Com'era la vostra vita da rifugiati nella Città Eterna?
«Ci incontravamo spesso al ristorante "da Natalino" a corso Francia, dove ci capitava di incrociare anche Falcao. Altri punti di ritrovo erano da "Gigetto" e "Il Caminetto", entrambi ai Parioli, oppure il bar Flaminio, frequentato dai calciatori della Roma».
Mafiosi, camorristi e uomini della Magliana: tutti insieme appassionatamente...
«Succedeva di incontrarsi, di fare affari assieme. A Roma c'è stato un importante summit per trattare l'invio di una enorme partita di eroina negli Stati Uniti nascosta nelle macchinette del caffè, se la memoria non mi inganna. Vi parteciparono anche Leonardo Greco e Alfredo Bono. Con quest'ultimo, mi vedevo spessissimo».

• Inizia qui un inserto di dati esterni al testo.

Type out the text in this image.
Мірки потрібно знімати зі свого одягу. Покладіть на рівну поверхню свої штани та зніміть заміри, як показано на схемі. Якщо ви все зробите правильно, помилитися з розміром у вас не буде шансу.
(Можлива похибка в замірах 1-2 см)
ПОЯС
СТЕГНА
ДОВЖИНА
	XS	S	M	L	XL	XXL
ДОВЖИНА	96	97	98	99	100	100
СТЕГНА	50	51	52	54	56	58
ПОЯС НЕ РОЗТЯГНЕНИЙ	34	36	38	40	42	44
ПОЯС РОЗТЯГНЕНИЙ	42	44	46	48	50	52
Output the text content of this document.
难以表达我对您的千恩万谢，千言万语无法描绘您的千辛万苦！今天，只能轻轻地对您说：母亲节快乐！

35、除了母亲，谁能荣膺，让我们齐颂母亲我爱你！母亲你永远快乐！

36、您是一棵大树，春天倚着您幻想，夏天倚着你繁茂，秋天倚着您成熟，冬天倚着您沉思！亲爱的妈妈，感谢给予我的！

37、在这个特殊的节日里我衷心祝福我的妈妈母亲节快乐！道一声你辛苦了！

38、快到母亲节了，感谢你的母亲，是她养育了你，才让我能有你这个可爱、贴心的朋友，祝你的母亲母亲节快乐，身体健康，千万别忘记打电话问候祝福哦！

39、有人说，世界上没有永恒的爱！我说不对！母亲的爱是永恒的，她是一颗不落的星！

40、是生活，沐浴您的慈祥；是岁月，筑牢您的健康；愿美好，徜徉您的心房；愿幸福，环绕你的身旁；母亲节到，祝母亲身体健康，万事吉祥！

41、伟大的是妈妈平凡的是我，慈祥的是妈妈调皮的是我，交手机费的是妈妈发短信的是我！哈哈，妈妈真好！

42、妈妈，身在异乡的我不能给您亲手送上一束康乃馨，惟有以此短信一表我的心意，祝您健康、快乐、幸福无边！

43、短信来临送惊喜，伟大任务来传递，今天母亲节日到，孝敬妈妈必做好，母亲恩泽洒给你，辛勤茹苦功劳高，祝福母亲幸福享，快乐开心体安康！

La camorra alla conquista del Cupolone...
«Ricordo che c'era un affiliato alla famiglia di Michele Zaza, un mafioso, che gestiva il totonero e il lotto clandestino a Roma. Quanto alla banda della Magliana, io non ne ho conosciuto direttamente nessun capo, eccetto Nicoletti».

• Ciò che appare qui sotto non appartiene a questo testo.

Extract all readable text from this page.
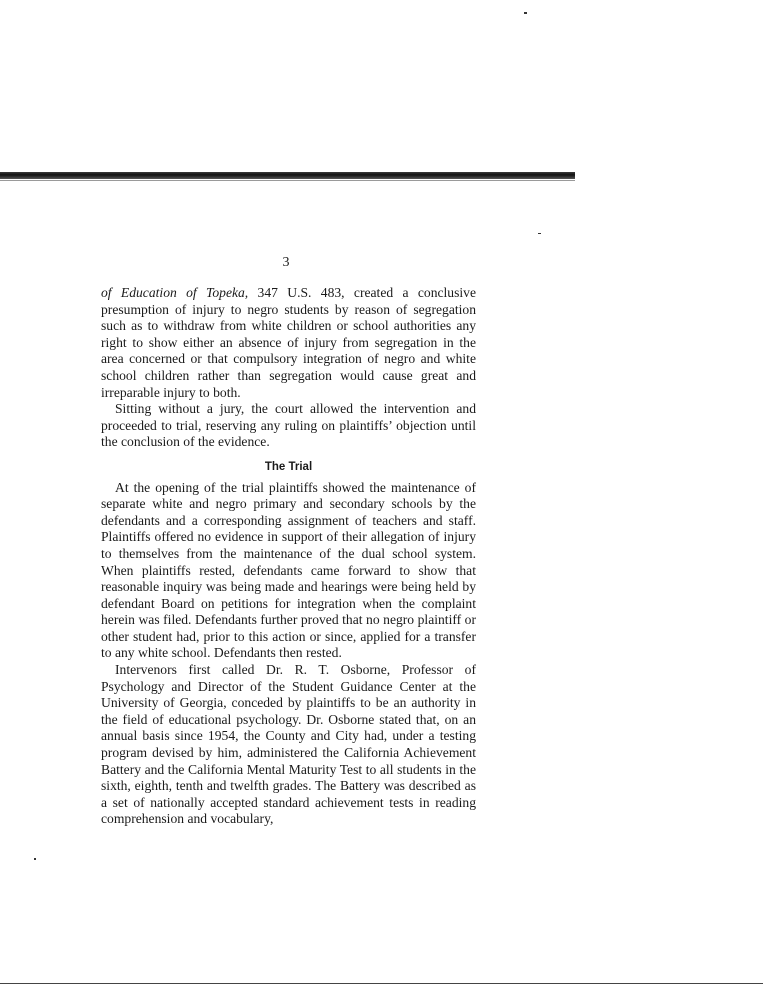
3

of Education of Topeka, 347 U.S. 483, created a conclusive presumption of injury to negro students by reason of segregation such as to withdraw from white children or school authorities any right to show either an absence of injury from segregation in the area concerned or that compulsory integration of negro and white school children rather than segregation would cause great and irreparable injury to both.

Sitting without a jury, the court allowed the intervention and proceeded to trial, reserving any ruling on plaintiffs’ objection until the conclusion of the evidence.

The Trial

At the opening of the trial plaintiffs showed the maintenance of separate white and negro primary and secondary schools by the defendants and a corresponding assignment of teachers and staff. Plaintiffs offered no evidence in support of their allegation of injury to themselves from the maintenance of the dual school system. When plaintiffs rested, defendants came forward to show that reasonable inquiry was being made and hearings were being held by defendant Board on petitions for integration when the complaint herein was filed. Defendants further proved that no negro plaintiff or other student had, prior to this action or since, applied for a transfer to any white school. Defendants then rested.

Intervenors first called Dr. R. T. Osborne, Professor of Psychology and Director of the Student Guidance Center at the University of Georgia, conceded by plaintiffs to be an authority in the field of educational psychology. Dr. Osborne stated that, on an annual basis since 1954, the County and City had, under a testing program devised by him, administered the California Achievement Battery and the California Mental Maturity Test to all students in the sixth, eighth, tenth and twelfth grades. The Battery was described as a set of nationally accepted standard achievement tests in reading comprehension and vocabulary,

Zaza è una delle famiglie storiche del mondo criminale napoletano. Che ci faceva a Roma?
«Michele aveva un passaporto diplomatico, era un uomo molto potente. A Roma, si interessava della compravendita di immobili. Molti mafiosi hanno investito nella Capitale. Bono, ad esempio, ricordo che aveva un appartamento a Monte Mario».
Al mattino summit per pianificare omicidi e traffici di sostanze stupefacenti, e alla sera? Vi siete fatti rapire dalla dolce vita capitolina?

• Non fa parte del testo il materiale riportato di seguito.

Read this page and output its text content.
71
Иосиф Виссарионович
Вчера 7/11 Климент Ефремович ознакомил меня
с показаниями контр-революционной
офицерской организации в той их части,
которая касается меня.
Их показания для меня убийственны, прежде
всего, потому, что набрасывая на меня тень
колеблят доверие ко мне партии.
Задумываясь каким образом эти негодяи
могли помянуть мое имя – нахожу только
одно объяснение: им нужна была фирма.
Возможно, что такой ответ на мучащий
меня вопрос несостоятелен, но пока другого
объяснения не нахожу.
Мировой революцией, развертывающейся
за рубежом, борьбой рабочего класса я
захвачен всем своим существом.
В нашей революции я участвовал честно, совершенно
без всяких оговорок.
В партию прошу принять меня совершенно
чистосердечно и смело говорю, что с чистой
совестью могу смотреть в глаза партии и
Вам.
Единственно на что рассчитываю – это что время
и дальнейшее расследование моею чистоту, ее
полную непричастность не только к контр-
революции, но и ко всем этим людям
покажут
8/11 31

«Intende night-club e cose così? No, no. Assolutamente. Io non uscivo mai, e nemmeno gli altri. Alcuni di noi, me compreso, avevano mogli e fidanzate e figli al seguito. Ci si incontrava, come ho detto, con una certa regolarità nei ristoranti più famosi della città, in qualche bar alla moda come quelli che c'erano a Vigna Clara o nella zona dei Giochi Delfici. Soltanto questo, niente di più».
Nessun abboccamento con la politica?
«Posso dire una cosa al riguardo: in un incontro al ristorante "Il Bolognese", in piazza del Popolo, nel periodo del sequestro di Ciro Cirillo, l'assessore regionale campano della Democrazia cristiana rapito dalle Br, ricordo che un importante senatore democristiano, originario della provincia di Napoli, ci disse: "Hanno promesso, stiamo aspettando". Penso che si riferisse all'intervento di Raffaele Cutolo per far liberare l'ostaggio. E, con noi, in quell'occasione, c'era anche il figlio di un famosissimo uomo politico napoletano. Uno che aveva ricoperto incarichi di governo importantissimi».